Jay Dee rolled her eyes, obviously not impressed or interested. “No. There isn’t much to see, but if you happen to head down Haxton, on the corner of Ruth, you’ll see his shop. Feel free to stop by...I work Monday through Saturday.” She started writing in her journal; obviously the conversation was over in her opinion. I tried to see what she was writing, but it was just some thin lines in a geometrical pattern that was absent of words. Her apparent indifference towards me irritated me for some reason, but I wasn’t entirely sure why.

“I’m Jay Dee by the way,” she eventually said and it made me smile; she wasn’t completely ignoring me after all.

“Tanis,” I said and started to offer her my hand but stopped midway through the motion. A human wouldn’t be hyperaware of the fact that my skin was slightly cooler than theirs, but it always caused questions about health, diet, and poor circulation to come up, a pathetic attempt at small talk which drove me nutter. Vampires weren’t frigid like ice but weren’t toasty like dinner…I mean humans. My body temperature was a nice, subtle warmth compared to my siblings; perhaps I should have offered her my hand after all.

The bell rang and I grabbed my bag and stood up.

“May I walk you to your next class, Miss Jay Dee?” I asked.

Bloody hell, why did I ask her that? She has to think that I am a pillock pillow-biter.

Jay Dee smirked. “Sure,” she said and stood up, then stepped around me and plopped down in my chair. “Thank you, Mr. Ashton.”

“I beg your pardon?”

“I have Contemporary English Lit this period. I’ll see you around,” she playfully sang the latter and smiled wide.

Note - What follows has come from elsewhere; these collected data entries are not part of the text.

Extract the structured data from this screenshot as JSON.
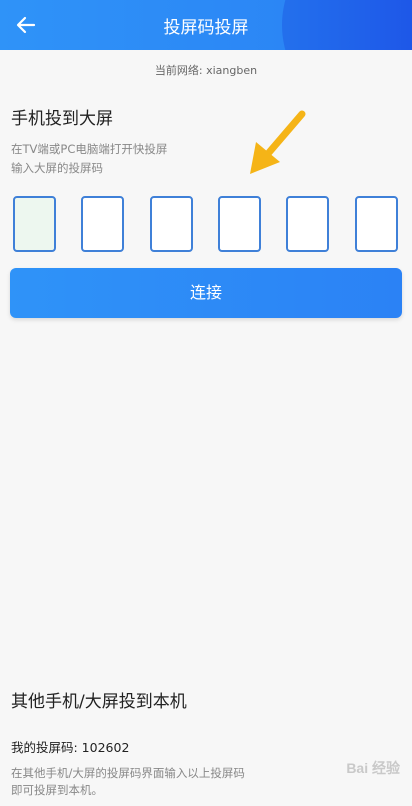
{
  "header": {
    "title": "投屏码投屏",
    "back_icon": "arrow-left-icon"
  },
  "network": {
    "label": "当前网络: xiangben"
  },
  "cast_to_screen": {
    "title": "手机投到大屏",
    "desc_line1": "在TV端或PC电脑端打开快投屏",
    "desc_line2": "输入大屏的投屏码",
    "code_boxes": [
      "",
      "",
      "",
      "",
      "",
      ""
    ],
    "connect_label": "连接"
  },
  "cast_to_me": {
    "title": "其他手机/大屏投到本机",
    "my_code": "我的投屏码: 102602",
    "desc_line1": "在其他手机/大屏的投屏码界面输入以上投屏码",
    "desc_line2": "即可投屏到本机。"
  },
  "watermark": "Bai 经验",
  "colors": {
    "primary": "#2f93f8",
    "box_border": "#3f80d8",
    "arrow": "#f5b417"
  }
}
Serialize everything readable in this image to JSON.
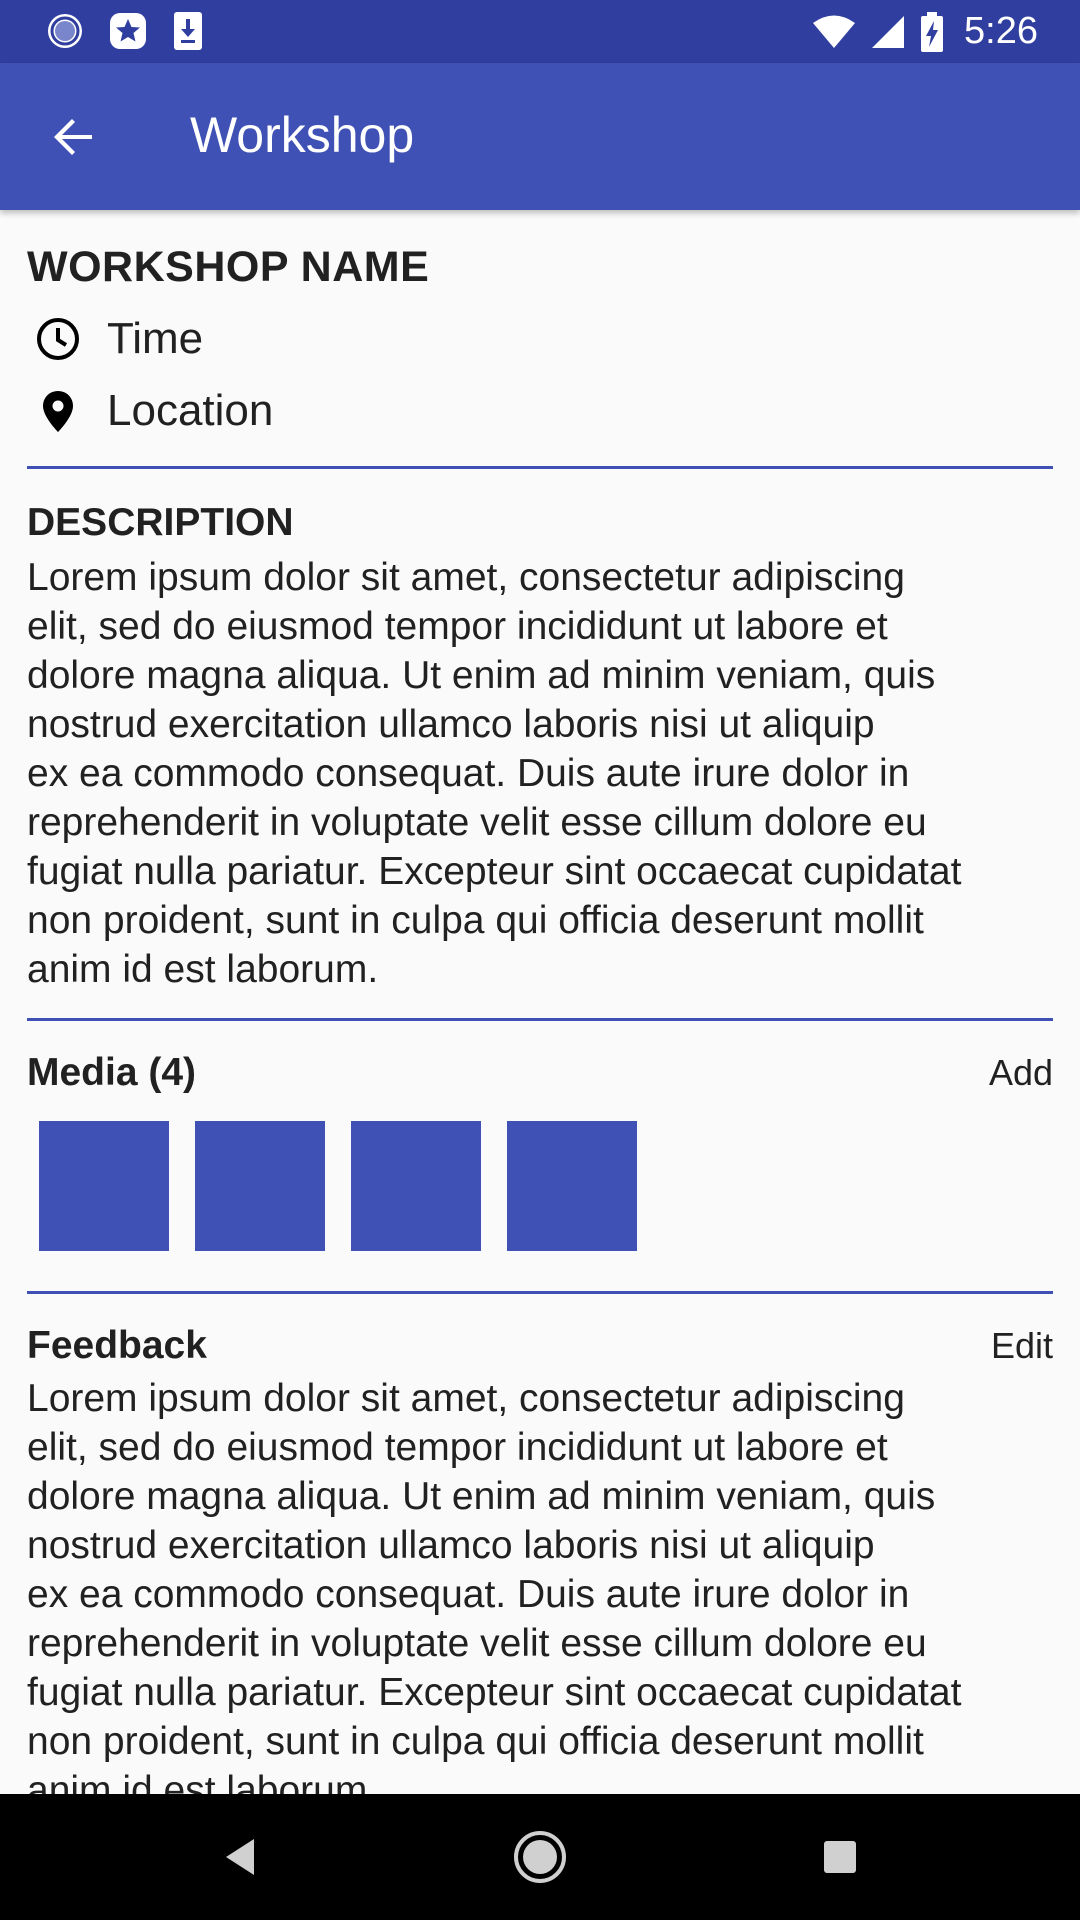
{
  "status_bar": {
    "time": "5:26",
    "left_icons": [
      "circle-notification-icon",
      "star-badge-icon",
      "download-icon"
    ],
    "right_icons": [
      "wifi-icon",
      "cell-signal-icon",
      "battery-charging-icon"
    ]
  },
  "app_bar": {
    "title": "Workshop",
    "back_icon": "arrow-back-icon"
  },
  "workshop": {
    "name": "WORKSHOP NAME",
    "time_label": "Time",
    "location_label": "Location"
  },
  "description": {
    "heading": "DESCRIPTION",
    "lines": [
      "Lorem ipsum dolor sit amet, consectetur adipiscing",
      "elit, sed do eiusmod tempor incididunt ut labore et",
      "dolore magna aliqua. Ut enim ad minim veniam, quis",
      "nostrud exercitation ullamco laboris nisi ut aliquip",
      "ex ea commodo consequat. Duis aute irure dolor in",
      "reprehenderit in voluptate velit esse cillum dolore eu",
      "fugiat nulla pariatur. Excepteur sint occaecat cupidatat",
      "non proident, sunt in culpa qui officia deserunt mollit",
      "anim id est laborum."
    ]
  },
  "media": {
    "heading": "Media (4)",
    "action": "Add",
    "count": 4
  },
  "feedback": {
    "heading": "Feedback",
    "action": "Edit",
    "lines": [
      "Lorem ipsum dolor sit amet, consectetur adipiscing",
      "elit, sed do eiusmod tempor incididunt ut labore et",
      "dolore magna aliqua. Ut enim ad minim veniam, quis",
      "nostrud exercitation ullamco laboris nisi ut aliquip",
      "ex ea commodo consequat. Duis aute irure dolor in",
      "reprehenderit in voluptate velit esse cillum dolore eu",
      "fugiat nulla pariatur. Excepteur sint occaecat cupidatat",
      "non proident, sunt in culpa qui officia deserunt mollit",
      "anim id est laborum."
    ]
  },
  "nav_bar": {
    "buttons": [
      "back-triangle-icon",
      "home-circle-icon",
      "recents-square-icon"
    ]
  },
  "colors": {
    "primary": "#3f51b5",
    "primary_dark": "#303f9f",
    "background": "#fafafa",
    "text": "#212121"
  }
}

I could have sworn that I saw a pair of fangs in her dazzling white smile. I discretely sniffed but she didn’t smell like a vampire. I caught the scents of the werewolves in the front row who were softly growling under their breaths at me, the nauseating designer-imposture perfume from the girl in the third row, and the faint traces of lavender rolling from this young woman’s skin, but nothing more than that. Then again, some humans did have more defined canines; it got many killed back in the vampire trials in the eleventh through nineteenth centuries.

Reluctantly I nodded, not wanting to leave her for some reason, and headed to the door where I ran into Romeo out in the hall.

“How was class?” he absently asked, watching the arse of one of the teachers as she walked past us. The middle-aged woman looked over her shoulder at him and winked.

I discretely closed the classroom door behind me so Romeo didn’t look inside and see Jay Dee. “I do not remember,” I said. There was no way in hell that I was going to tell him about the six-foot blonde supermodel that I just left in the back of the class; he’d rush in there and hump her leg before she knew what hit her. “I glared at the looming clouds through the window. What did you have?” I asked.

He grinned, looking slightly evil and completely up to no good. “Home Economics. Twenty-eight girls plus a teacher so I walked out with twenty-nine phone numbers.”

“That is simply brilliant,” I mumbled.

Girls were not worth the drama that came with immaturity. My rule was nothing less than two centuries old, anything less than that was just a passing through village quick shag. Regardless of the slightly tolerable blonde in first hour, it was going to be a very long decade in the shitehole known as Lummi, Washington.